Professor Josh Tenenberg has been teaching and conducting research at the Institute of Technology at the University of Washington, Tacoma, for many years. He has recently been interested in Computer Ethics, Social Informatics, Human-Computer Interaction Design, Commons Governance, and Computer Science Education. Just this last year he started an Industry Partners co-teaching program that brought one of Google's Human Interface Design experts into the classroom for a quarter to share the course.

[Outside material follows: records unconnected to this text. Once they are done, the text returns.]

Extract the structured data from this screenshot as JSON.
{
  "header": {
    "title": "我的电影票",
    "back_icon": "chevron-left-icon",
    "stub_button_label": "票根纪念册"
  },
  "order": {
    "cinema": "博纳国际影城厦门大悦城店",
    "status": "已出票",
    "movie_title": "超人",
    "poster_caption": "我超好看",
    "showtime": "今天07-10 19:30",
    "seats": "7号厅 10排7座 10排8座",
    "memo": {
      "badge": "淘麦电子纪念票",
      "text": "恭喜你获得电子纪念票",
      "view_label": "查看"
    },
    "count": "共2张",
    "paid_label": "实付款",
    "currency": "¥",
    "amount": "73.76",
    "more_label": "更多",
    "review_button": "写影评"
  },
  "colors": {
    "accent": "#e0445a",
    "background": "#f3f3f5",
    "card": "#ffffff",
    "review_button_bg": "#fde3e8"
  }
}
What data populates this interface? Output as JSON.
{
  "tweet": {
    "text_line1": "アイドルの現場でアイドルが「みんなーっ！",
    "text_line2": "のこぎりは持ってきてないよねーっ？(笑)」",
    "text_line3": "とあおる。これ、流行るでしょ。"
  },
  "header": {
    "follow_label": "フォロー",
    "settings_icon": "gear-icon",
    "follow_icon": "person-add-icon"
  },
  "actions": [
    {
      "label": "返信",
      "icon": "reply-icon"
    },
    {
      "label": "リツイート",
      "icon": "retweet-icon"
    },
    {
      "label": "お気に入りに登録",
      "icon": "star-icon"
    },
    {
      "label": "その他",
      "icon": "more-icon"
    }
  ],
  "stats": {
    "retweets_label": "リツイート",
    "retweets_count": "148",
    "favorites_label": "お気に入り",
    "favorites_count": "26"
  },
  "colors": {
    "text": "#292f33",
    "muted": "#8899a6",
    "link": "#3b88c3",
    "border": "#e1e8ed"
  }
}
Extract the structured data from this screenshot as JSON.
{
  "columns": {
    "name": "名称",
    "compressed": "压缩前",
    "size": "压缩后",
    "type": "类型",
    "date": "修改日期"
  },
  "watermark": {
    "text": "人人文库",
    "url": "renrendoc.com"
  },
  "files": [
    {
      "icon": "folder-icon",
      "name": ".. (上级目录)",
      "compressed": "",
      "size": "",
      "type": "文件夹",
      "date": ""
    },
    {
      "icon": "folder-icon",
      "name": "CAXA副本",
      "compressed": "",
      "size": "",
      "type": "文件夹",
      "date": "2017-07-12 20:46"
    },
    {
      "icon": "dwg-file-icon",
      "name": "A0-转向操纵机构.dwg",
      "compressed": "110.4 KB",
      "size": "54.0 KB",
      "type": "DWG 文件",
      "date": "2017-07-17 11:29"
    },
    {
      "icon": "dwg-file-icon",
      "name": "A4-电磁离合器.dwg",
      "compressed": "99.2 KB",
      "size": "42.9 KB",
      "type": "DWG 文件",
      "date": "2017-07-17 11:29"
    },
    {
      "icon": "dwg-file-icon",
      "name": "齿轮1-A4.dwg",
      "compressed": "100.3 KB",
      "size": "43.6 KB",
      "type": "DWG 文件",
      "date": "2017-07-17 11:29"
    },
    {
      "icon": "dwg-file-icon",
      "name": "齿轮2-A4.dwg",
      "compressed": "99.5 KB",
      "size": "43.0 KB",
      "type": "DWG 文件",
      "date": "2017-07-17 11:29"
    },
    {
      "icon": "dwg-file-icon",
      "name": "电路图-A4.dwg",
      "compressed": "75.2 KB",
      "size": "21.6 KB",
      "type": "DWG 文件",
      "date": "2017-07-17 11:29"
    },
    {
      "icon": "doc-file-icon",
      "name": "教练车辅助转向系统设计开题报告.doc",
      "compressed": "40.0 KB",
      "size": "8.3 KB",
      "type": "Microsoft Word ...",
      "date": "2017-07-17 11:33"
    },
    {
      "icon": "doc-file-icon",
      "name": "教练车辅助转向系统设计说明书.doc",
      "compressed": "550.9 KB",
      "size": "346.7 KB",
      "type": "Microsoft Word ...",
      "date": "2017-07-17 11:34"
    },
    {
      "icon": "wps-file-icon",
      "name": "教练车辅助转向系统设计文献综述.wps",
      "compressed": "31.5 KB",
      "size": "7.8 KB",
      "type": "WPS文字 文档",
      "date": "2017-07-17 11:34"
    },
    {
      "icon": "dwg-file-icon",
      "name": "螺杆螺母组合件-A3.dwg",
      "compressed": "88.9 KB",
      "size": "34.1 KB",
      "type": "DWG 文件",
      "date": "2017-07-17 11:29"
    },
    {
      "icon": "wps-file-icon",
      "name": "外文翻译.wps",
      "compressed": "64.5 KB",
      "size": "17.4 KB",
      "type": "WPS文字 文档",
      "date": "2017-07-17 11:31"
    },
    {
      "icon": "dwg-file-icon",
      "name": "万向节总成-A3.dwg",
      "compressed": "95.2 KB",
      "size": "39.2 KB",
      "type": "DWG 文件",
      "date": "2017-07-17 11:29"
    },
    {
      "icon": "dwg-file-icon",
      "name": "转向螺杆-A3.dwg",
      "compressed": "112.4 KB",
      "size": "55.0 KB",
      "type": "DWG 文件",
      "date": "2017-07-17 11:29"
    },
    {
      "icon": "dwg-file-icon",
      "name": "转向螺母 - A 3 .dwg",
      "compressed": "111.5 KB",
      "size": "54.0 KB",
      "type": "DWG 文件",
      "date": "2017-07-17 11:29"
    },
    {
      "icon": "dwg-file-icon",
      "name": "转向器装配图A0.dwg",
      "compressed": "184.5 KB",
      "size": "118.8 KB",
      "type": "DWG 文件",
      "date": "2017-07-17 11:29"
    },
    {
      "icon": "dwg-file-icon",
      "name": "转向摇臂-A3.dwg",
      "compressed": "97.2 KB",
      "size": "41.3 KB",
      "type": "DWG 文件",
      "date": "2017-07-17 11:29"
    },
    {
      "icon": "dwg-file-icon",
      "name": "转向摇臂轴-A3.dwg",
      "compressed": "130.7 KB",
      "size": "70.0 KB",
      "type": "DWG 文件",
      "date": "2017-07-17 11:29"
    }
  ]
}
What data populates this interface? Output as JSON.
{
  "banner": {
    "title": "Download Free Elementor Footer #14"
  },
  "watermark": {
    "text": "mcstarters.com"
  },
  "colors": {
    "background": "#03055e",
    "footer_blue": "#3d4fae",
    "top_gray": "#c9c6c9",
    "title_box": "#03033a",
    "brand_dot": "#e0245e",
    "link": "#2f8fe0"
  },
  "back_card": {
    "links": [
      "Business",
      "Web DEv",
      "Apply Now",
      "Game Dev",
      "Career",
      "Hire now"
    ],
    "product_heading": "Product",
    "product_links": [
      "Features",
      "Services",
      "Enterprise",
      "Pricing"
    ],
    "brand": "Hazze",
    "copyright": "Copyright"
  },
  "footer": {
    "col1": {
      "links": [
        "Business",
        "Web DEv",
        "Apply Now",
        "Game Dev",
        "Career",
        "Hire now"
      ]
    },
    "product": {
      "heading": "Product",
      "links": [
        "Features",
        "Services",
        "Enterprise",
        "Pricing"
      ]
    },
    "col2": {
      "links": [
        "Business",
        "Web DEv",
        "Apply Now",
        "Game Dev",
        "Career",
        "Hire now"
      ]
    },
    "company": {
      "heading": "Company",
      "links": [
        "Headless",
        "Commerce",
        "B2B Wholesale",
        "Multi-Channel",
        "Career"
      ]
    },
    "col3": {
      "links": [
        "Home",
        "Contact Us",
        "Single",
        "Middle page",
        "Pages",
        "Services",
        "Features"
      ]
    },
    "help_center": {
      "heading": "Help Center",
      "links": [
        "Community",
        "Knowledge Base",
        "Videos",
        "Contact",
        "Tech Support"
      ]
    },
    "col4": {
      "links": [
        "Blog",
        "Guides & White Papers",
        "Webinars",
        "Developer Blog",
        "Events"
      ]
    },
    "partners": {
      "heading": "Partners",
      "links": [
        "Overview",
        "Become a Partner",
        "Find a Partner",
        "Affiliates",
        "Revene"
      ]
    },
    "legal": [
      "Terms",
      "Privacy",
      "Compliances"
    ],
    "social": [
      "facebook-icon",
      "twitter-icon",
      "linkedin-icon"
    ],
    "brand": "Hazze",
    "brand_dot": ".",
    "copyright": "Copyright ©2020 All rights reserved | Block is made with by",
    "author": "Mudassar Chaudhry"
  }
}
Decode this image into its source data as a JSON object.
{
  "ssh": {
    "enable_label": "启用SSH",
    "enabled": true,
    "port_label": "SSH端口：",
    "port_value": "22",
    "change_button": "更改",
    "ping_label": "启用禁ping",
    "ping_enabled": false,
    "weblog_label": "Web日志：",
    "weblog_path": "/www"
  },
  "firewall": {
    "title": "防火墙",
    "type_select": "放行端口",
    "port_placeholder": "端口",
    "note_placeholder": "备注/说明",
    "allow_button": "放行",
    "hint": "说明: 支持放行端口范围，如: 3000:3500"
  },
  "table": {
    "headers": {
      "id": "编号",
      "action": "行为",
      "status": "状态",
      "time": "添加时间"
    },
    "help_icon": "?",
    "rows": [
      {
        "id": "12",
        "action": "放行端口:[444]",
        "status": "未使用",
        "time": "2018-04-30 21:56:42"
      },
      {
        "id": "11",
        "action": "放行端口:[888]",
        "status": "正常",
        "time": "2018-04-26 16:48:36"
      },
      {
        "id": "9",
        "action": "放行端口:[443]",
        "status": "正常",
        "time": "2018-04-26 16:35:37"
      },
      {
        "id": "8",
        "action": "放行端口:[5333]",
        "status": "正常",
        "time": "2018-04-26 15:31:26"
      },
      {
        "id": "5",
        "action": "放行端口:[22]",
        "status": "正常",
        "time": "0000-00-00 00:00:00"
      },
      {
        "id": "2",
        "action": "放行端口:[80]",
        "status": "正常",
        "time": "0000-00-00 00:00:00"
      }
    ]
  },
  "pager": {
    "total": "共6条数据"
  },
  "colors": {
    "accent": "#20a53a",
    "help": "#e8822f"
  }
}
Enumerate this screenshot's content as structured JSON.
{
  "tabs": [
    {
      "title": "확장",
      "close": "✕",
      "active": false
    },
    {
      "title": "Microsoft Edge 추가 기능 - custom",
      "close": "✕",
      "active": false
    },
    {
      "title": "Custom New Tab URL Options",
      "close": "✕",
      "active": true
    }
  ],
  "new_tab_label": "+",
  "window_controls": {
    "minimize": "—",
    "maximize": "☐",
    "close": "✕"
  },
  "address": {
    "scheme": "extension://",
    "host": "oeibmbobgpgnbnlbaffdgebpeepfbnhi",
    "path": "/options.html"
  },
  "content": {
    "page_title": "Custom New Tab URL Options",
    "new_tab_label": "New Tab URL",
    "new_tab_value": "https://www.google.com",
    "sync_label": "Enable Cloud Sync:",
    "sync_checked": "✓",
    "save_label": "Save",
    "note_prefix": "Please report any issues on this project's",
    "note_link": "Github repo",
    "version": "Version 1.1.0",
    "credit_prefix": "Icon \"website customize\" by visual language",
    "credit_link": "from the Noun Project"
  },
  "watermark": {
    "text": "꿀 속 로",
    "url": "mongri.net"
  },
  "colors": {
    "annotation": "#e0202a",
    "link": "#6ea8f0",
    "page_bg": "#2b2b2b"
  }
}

The article comes from the capstone project that Kristen was working on to complete her degree with the support and sponsorship of Josh, who was the faculty Chair. The focus was on a blind person's interaction with technology and is described nicely by the publication as follows:

One of the most effective methods for designing technologies for blind users is to observe how they interact with tools that are part of their daily lives, say Kristen Shinohara and Josh Tenenberg in this month's cover story (see page 58). The findings illustrate how elements of meaning can be as important as usability in the design of technology. In fact, their article inspired this month's cover image – a Braille representation of a quote by Helen Keller: "It is a terrible thing to see and have no vision."

If you would like to read the article, here is a link to it online, as well as a link to the entire publication.

A Blind Person's Interaction with Technology

Communications of the ACM

Congratulations to the both of them.